Let’s check that the front-end is working by sending a request to it.

ans = requests.get("http://localhost:8080")
print(ans.content.decode("utf-8"))
<!DOCTYPE html>
<html lang="en">
<head>
    <meta charset="UTF-8">
    <meta name="viewport" content="width=device-width, initial-scale=1.0">
    <title>Frontend</title>
</head>
<body>
    <h1>Frontend</h1>
    <button id="fetchData">Fetch Data from Backend</button>
    <pre id="response"></pre>

    <script>
        document.getElementById('fetchData').addEventListener('click', () => {
            fetch('http://localhost:8000')
                .then(response => response.json())
                .then(data => {
                    document.getElementById('response').textContent = JSON.stringify(data, null, 2);
                })
                .catch(error => console.error('Error:', error));
        });
    </script>
</body>
</html>

And same with back-end.

ans = requests.get("http://localhost:8000")
print(ans.content.decode("utf-8"))
"hello"

Problem#

Now you can access the frontend at http://localhost:8080. When you press the “Fetch data from backend” button, you’ll see something like the following picture:

pic

Your request failed because of CORS Missing Allow Origin.

Modification of the API#

To avoid the problem we had in the previous examples, we need to use fastapi.middleware.cors.CORSMiddleware. So here is a modification of the backend application.

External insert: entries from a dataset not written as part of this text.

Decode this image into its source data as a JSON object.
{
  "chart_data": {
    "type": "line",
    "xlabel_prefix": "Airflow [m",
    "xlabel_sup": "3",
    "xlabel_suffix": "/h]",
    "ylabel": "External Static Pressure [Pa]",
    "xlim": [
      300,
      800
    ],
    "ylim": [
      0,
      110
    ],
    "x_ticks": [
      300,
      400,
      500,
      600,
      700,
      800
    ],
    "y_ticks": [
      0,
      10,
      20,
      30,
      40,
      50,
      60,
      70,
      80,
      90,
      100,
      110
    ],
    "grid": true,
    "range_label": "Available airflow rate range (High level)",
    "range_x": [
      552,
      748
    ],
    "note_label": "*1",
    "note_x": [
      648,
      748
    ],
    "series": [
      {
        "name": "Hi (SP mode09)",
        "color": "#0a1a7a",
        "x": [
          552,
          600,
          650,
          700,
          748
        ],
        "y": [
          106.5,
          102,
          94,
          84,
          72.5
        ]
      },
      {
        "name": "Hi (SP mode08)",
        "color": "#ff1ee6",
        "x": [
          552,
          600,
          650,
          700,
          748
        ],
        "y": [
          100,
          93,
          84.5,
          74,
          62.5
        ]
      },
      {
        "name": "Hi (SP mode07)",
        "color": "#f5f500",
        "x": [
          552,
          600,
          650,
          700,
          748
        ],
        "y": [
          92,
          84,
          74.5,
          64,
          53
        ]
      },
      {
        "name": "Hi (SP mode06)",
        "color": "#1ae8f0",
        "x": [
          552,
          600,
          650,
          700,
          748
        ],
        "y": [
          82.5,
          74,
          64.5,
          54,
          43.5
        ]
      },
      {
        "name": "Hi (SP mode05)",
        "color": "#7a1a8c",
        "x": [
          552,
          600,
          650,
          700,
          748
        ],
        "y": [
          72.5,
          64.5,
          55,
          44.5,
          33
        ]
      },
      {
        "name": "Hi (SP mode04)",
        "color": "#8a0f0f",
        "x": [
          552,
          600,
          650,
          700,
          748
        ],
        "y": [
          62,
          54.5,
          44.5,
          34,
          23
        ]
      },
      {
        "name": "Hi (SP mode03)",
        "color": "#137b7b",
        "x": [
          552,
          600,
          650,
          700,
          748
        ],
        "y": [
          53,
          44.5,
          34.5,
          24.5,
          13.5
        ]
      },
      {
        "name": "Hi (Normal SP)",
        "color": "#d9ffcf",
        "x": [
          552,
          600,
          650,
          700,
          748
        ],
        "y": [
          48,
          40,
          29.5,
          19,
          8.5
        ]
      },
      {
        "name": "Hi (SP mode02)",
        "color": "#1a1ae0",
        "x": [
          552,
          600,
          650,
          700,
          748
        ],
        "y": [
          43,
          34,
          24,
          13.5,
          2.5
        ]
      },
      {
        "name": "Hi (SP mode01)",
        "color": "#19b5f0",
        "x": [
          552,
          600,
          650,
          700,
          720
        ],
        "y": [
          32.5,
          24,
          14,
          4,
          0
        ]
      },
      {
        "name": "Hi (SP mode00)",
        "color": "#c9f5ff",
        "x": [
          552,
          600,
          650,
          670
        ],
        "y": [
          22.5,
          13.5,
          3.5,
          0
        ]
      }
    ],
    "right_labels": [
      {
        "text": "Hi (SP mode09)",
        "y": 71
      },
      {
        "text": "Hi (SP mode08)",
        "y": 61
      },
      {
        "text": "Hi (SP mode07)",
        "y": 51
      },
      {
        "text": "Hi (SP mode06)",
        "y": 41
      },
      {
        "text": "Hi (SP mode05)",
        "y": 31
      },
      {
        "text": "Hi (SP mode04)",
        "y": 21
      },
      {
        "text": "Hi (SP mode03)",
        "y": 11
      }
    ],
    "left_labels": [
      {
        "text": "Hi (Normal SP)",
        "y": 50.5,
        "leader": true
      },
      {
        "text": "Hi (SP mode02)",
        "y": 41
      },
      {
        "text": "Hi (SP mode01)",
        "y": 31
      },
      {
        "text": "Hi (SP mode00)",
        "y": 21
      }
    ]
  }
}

%%writefile cors_files/app.py
from fastapi import FastAPI
from fastapi.middleware.cors import CORSMiddleware

app = FastAPI()

app.add_middleware(
    CORSMiddleware,
    allow_origins=["*"],
    allow_credentials=True,
    allow_methods=["*"],
    allow_headers=["*"],
)

@app.get("/")
def say_hello():
    return "hello"
Overwriting cors_files/app.py

If you now try to press the “Fetch data from backend” button - everything is fine.

Get cors headers#

What if we try to check if fastapi really adds cors? You need to add origin - only then will fastapi return CORS headers.


In the following example, we’re printing headers for our API request.

requests.get("http://localhost:8000").headers
{'date': 'Mon, 29 Jul 2024 15:51:57 GMT', 'server': 'uvicorn', 'content-length': '7', 'content-type': 'application/json'}

The result doesn’t contain any headers related to the cors.

But after adding the origin header to the request, we got headers with headers specific to CORS.

requests.get("http://localhost:8000", headers={'origin': ''}).headers
{'date': 'Mon, 29 Jul 2024 15:52:27 GMT', 'server': 'uvicorn', 'content-length': '7', 'content-type': 'application/json', 'access-control-allow-origin': '*', 'access-control-allow-credentials': 'true'}

So in the result we got headers access-control-allow-origin and access-control-allow-credentials.

Note don’t forget to stop containers after all.